Councillor McLoughlin said the problem that exists needs to be faced up to. “We have a rat problem whether we like it or not. We’re getting calls on a daily basis,” he commented.
He said rats can have 12 young in a litter and up to 10 litters in a year, so they breed extremely quickly.
Shannon offers a lot of advantages for rats to breed, he added, while he said they “will go for the softest option for food and it’s into houses they are going”.
While he said the council have been helpful in dealing with the problem, he said they need to engage in rat baiting on an ongoing basis, starting with the parts of the town that are worse affected.
Labour’s Tony McMahon said part of the problem is that so many properties are left in a terrible state by their owners, with build-ups of shrubbery and rubbish. “It’s not fair if one or two irresponsible people give cover to vermin of that nature.”
The claims about the extent of the problem were questioned by Independent Councillor Patricia McCarthy.
She said she had sometimes been asked to make representations regarding rats coming into houses, but added she didn’t “recognise the picture of a town overrun by rats”.
“It’s not fair to say they are taking over the town,” she added.
This was angrily disputed by Councillor McCafferty. “You’re lucky to be living in the area you do live in,” she snapped.
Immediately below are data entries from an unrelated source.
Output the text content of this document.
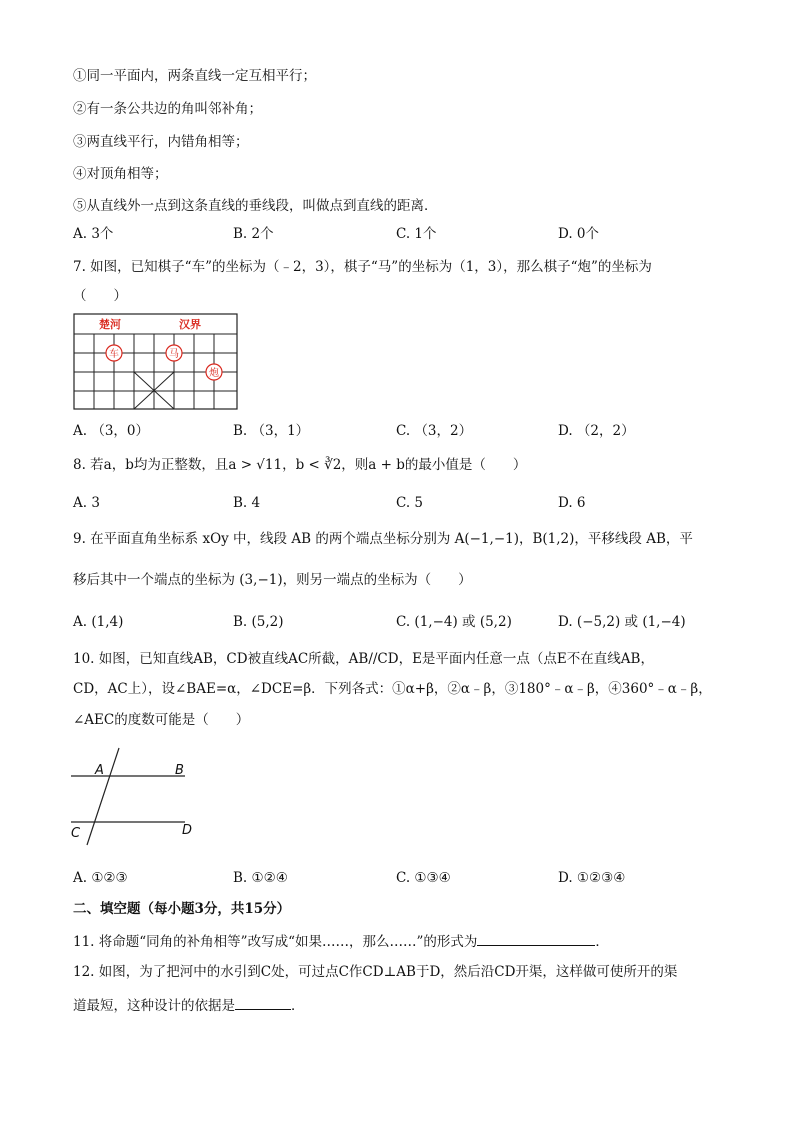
①同一平面内，两条直线一定互相平行；
②有一条公共边的角叫邻补角；
③两直线平行，内错角相等；
④对顶角相等；
⑤从直线外一点到这条直线的垂线段，叫做点到直线的距离．
A. 3个	B. 2个	C. 1个	D. 0个
7. 如图，已知棋子“车”的坐标为（﹣2，3），棋子“马”的坐标为（1，3），那么棋子“炮”的坐标为
（　　）
楚河	汉界
车	马
炮
A. （3，0）	B. （3，1）	C. （3，2）	D. （2，2）
8. 若a，b均为正整数，且a > √11，b < ∛2，则a + b的最小值是（　　）
A. 3	B. 4	C. 5	D. 6
9. 在平面直角坐标系 xOy 中，线段 AB 的两个端点坐标分别为 A(−1,−1)，B(1,2)，平移线段 AB，平
移后其中一个端点的坐标为 (3,−1)，则另一端点的坐标为（　　）
A. (1,4)	B. (5,2)	C. (1,−4) 或 (5,2)	D. (−5,2) 或 (1,−4)
10. 如图，已知直线AB，CD被直线AC所截，AB//CD，E是平面内任意一点（点E不在直线AB，
CD，AC上），设∠BAE=α，∠DCE=β．下列各式：①α+β，②α﹣β，③180°﹣α﹣β，④360°﹣α﹣β，
∠AEC的度数可能是（　　）
A	B
C	D
A. ①②③	B. ①②④	C. ①③④	D. ①②③④
二、填空题（每小题3分，共15分）
11. 将命题“同角的补角相等”改写成“如果……，那么……”的形式为	．
12. 如图，为了把河中的水引到C处，可过点C作CD⊥AB于D，然后沿CD开渠，这样做可使所开的渠
道最短，这种设计的依据是	．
Councillor McCarthy said maybe she is and she isn’t denying there have been issues in certain areas but that it isn’t all over the town.
Commenting on the discussion, town manager Bernadette Kinsella said there had been “some dramatic language and descriptions”.
She said Clare County Council have received “a very small number of complaints in the current year and as they are received, they are dealt with as quickly as possible”.
The manager’s description of the issue angered Councillor McCafferty. “You don’t live in this town, we all do,” she said to Ms Kinsella.
She said rats have been in her own daughter’s garden, while she spoke about how the issue has affected other locals, including a lady in Finian Park, who has two rat holes on either side of her front door.
She said the problem actually is dramatic and that a “softly, softly” approach won’t do to address it.
Councillor McLoughlin also rejected any suggestion that he had exaggerated the scale of the issue and referred to some of the local complaints he has had. Aidan Park and Tradaree are among the areas that are badly affected, he added.
Mayor of Shannon Greg Duff said in other places he had lived there had been a proactive approach to stopping rats from becoming too numerous. “There has to be an ongoing campaign for dealing with rodents,” he said.